The 1938 FIFA World Cup was the third staging of the World Cup, and was held in France from 4 to 19 June 1938
Because of anger over the decision to hold a second successive World Cup in Europe, neither Uruguay nor Argentina entered the competition. Spain meanwhile could not participate due to the ongoing Spanish Cival War.
It was the first time that the hosts, France, and the title holders, Italy, qualified automatically. Title holders were given an automatic entry into the World Cup from 1938 until 2006, when this was abolished.
The knockout format from 1934 was retained. If a match was tied after 90 minutes, then 30 minutes of extra time were played. If the score was still tied after extra time, the match would be replayed. This was the last of the two World Cup tournaments that used a straight knockout format.
Five of the seven first round matches required extra time to break the deadlock; two games still went to a replay. In one replay, Cuba advanced to the next round at the expense of Romania. In the other replay, Germany, which had led 1–0 in the first game against Switzerland, led 2–0 but eventually was beaten 2–4. This loss, which took place in front of a hostile, bottle-throwing crowd in Paris, was blamed by German coach Sepp Herberger on a defeatist attitude from the five Austrian players he had been forced to include; a German journalist later commented that “Germans and Austrians prefer to play against each other even when they’re in the same team”. This remains, as of 2014, the only time in World Cup history in which Germany failed to advance to the final eight (they did not enter in 1930 and had been re-admitted only after the 1950 WC).
Sweden advanced directly to the quarter-finals as a result of Austria’s withdrawal, and they proceeded to beat Cuba 8–0. The hosts, France, were beaten by the holders, Italy, and Switzerland were seen off by Hungary. Czechoslovakia took Brazil to extra time in a notoriously feisty match in Bordeaux before succumbing in a replay; the South Americans proved too strong for the depleted Czechoslovak side (both Oldrich Nejedly and Frantisek Planicka had suffered broken bones in the first game) and won 2–1. This was the last ever match to be replayed in a World Cup.

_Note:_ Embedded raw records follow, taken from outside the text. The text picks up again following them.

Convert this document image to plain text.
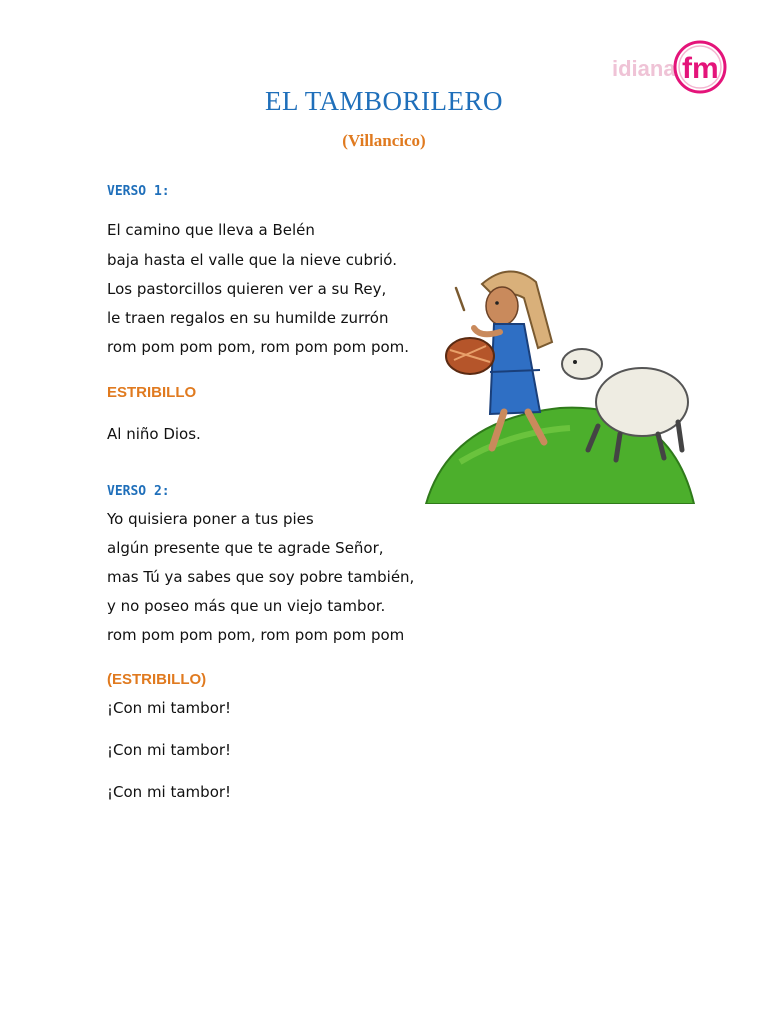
idiana fm
EL TAMBORILERO
(Villancico)
VERSO 1:
El camino que lleva a Belén
baja hasta el valle que la nieve cubrió.
Los pastorcillos quieren ver a su Rey,
le traen regalos en su humilde zurrón
rom pom pom pom, rom pom pom pom.
ESTRIBILLO
Al niño Dios.
VERSO 2:
Yo quisiera poner a tus pies
algún presente que te agrade Señor,
mas Tú ya sabes que soy pobre también,
y no poseo más que un viejo tambor.
rom pom pom pom, rom pom pom pom
(ESTRIBILLO)
¡Con mi tambor!
¡Con mi tambor!
¡Con mi tambor!
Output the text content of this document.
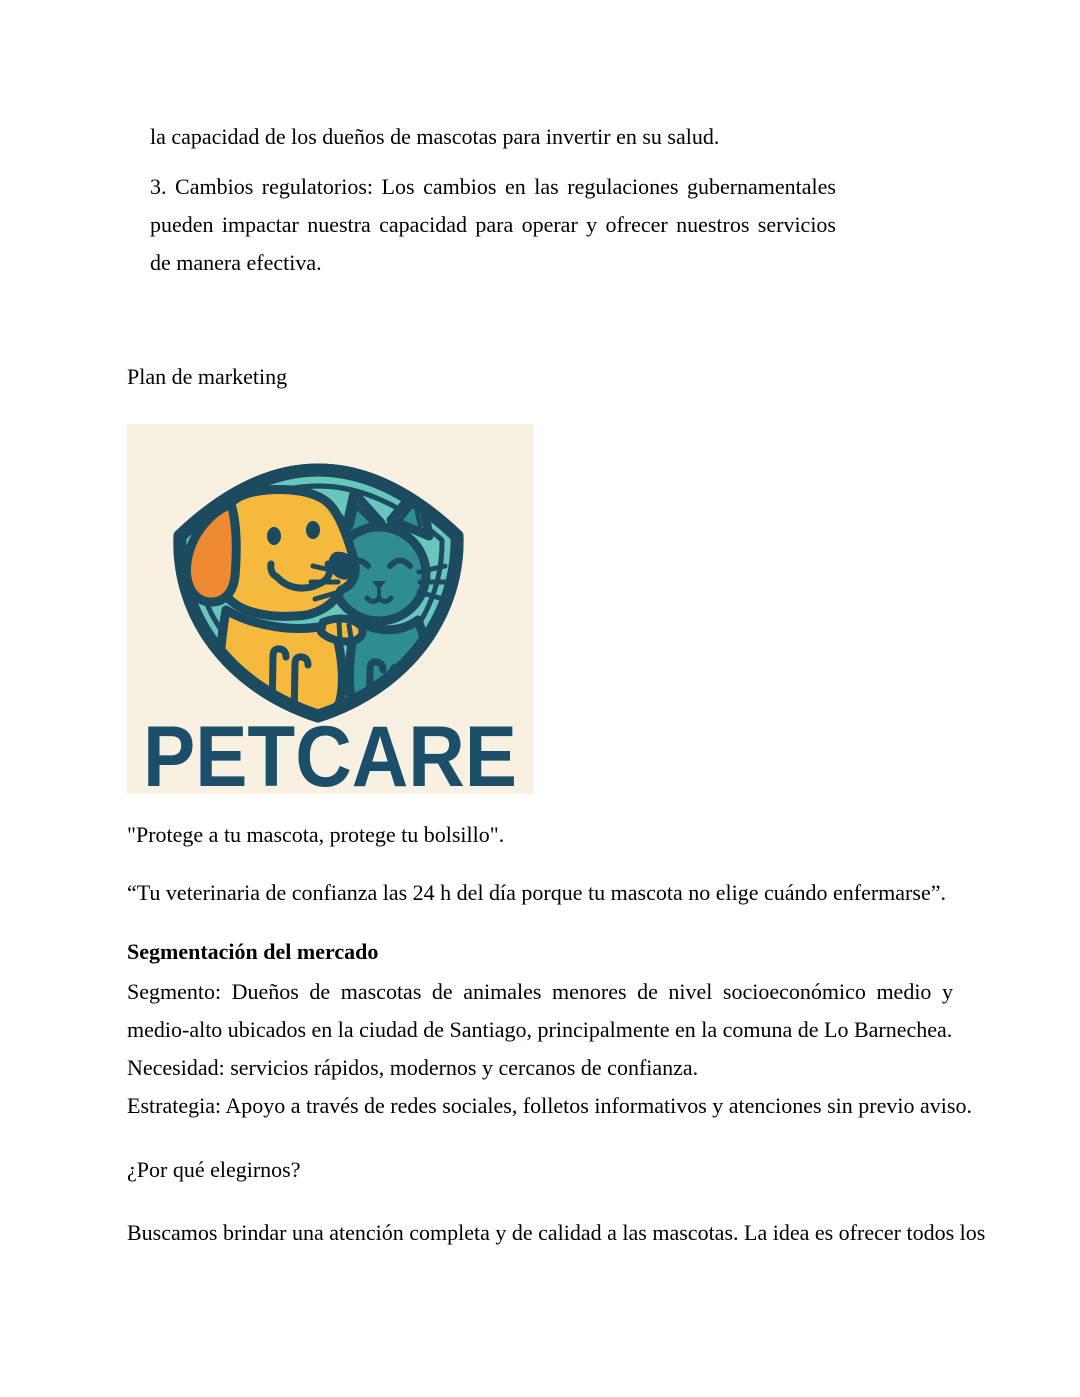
la capacidad de los dueños de mascotas para invertir en su salud.

3. Cambios regulatorios: Los cambios en las regulaciones gubernamentales pueden impactar nuestra capacidad para operar y ofrecer nuestros servicios de manera efectiva.

Plan de marketing

PETCARE

"Protege a tu mascota, protege tu bolsillo".

“Tu veterinaria de confianza las 24 h del día porque tu mascota no elige cuándo enfermarse”.

Segmentación del mercado

Segmento: Dueños de mascotas de animales menores de nivel socioeconómico medio y medio-alto ubicados en la ciudad de Santiago, principalmente en la comuna de Lo Barnechea.

Necesidad: servicios rápidos, modernos y cercanos de confianza.

Estrategia: Apoyo a través de redes sociales, folletos informativos y atenciones sin previo aviso.

¿Por qué elegirnos?

Buscamos brindar una atención completa y de calidad a las mascotas. La idea es ofrecer todos los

Hungary destroyed Sweden in one of the semi-finals 5–1, while Italy and Brazil had the first of their many important World Cup clashes in the other. The Brazilians rested their star player Leonidas confident that they would qualify for the final, but the Italians won 2–1. Brazil topped Sweden 4–2 for third place.
Rumor has it, before the finals Benito Mussolini was to have sent a telegram to the team, saying “Vincere o morire!” (literally translated as “Win or die!”). This should not have been meant as a literal threat, but instead just an encouragement to win. However, no record remains of such a telegram, and World Cup player Pietro Rava said, when interviewed, “No, no, no, that’s not true. He sent a telegram wishing us well, but no never ‘win or die’.”
The final itself took place at the Stade Olympique de Colombes in Paris. Vittorio Pozzo’s Italian side took the lead early, but Hungary equalized within two minutes. The Italians took the lead again shortly after, and by the end of the first half were leading the Hungarians 3–1. Hungary never really got back into the game. With the final score favoring the Italians 4–2, Italy became the first team to successfully defend the title and were once more crowned World Cup winners.
Because of World War II, the World Cup would not be held for another 12 years, until 1950. As a result, Italy were the reigning World Cup holders for a record 16 years, from 1934 to 1950. The Italian Vice-President of FIFA, Dr. Ottorino Barassi, hid the trophy in a shoe-box under his bed throughout the Second World War and thus saved it from falling into the hands of occupying troops
With seven goals, Leônidas is the top scorer in the tournament. In total, 84 goals were scored by 42 different players, with two of them credited as own goals.